The Mint gave no indication of how many Silver Eagles will be turned out, but because premiums fell back to normal levels it appears that the wholesalers think sufficient quantities will be minted to meet demand over the next few weeks.
Rumors spread around the Internet that the shortage of Silver Eagles was because of a shortage of silver. That was not the case. The Mint routinely shuts down production in November to begin production of the next year’s coins so that they can be shipped in early January, usually the first week.

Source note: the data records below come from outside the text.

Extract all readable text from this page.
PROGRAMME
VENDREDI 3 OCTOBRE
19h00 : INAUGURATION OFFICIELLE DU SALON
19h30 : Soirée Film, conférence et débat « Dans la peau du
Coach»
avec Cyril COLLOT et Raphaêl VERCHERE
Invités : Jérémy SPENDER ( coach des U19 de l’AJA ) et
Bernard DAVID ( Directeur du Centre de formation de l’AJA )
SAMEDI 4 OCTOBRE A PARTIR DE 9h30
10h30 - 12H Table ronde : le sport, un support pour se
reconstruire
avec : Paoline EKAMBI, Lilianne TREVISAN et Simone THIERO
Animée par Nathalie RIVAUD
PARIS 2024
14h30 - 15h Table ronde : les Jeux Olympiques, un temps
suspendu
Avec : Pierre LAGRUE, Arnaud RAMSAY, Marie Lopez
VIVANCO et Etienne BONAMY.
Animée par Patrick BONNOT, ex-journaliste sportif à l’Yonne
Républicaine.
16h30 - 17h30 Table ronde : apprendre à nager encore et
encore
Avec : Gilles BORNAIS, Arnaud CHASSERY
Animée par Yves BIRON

This time, however, the shutdown came with fairly strong demand, and dealer inventories were depleted rapidly. That the Mint would reopen production shows that it has some sensitivity to the marketplace.
Silver Eagles are the best selling government 1-oz silver pieces in the country. So, why give the Royal Canadian Mint a chance to fill the void with its 1-oz Silver Maple Leafs?
As noted in the November 23rd post, last week the Mint reopened production of its 1-oz Gold Eagles when dealers’ inventories became low. Gold Eagles are the best selling 1-oz gold bullion coins in the world, and they dominate the U.S. gold bullion coin market.
Still, if concerns about the dollar continue to grow, gold and silver buying could cause Silver Eagles and Gold Eagles could again be in short supply before year-end. Silver Eagles in a mint-sealed box sell at $1.75 each over spot. The U.S. Mint prices Silver Eagles on the London market, which normally runs a few pennies higher than the U.S. market.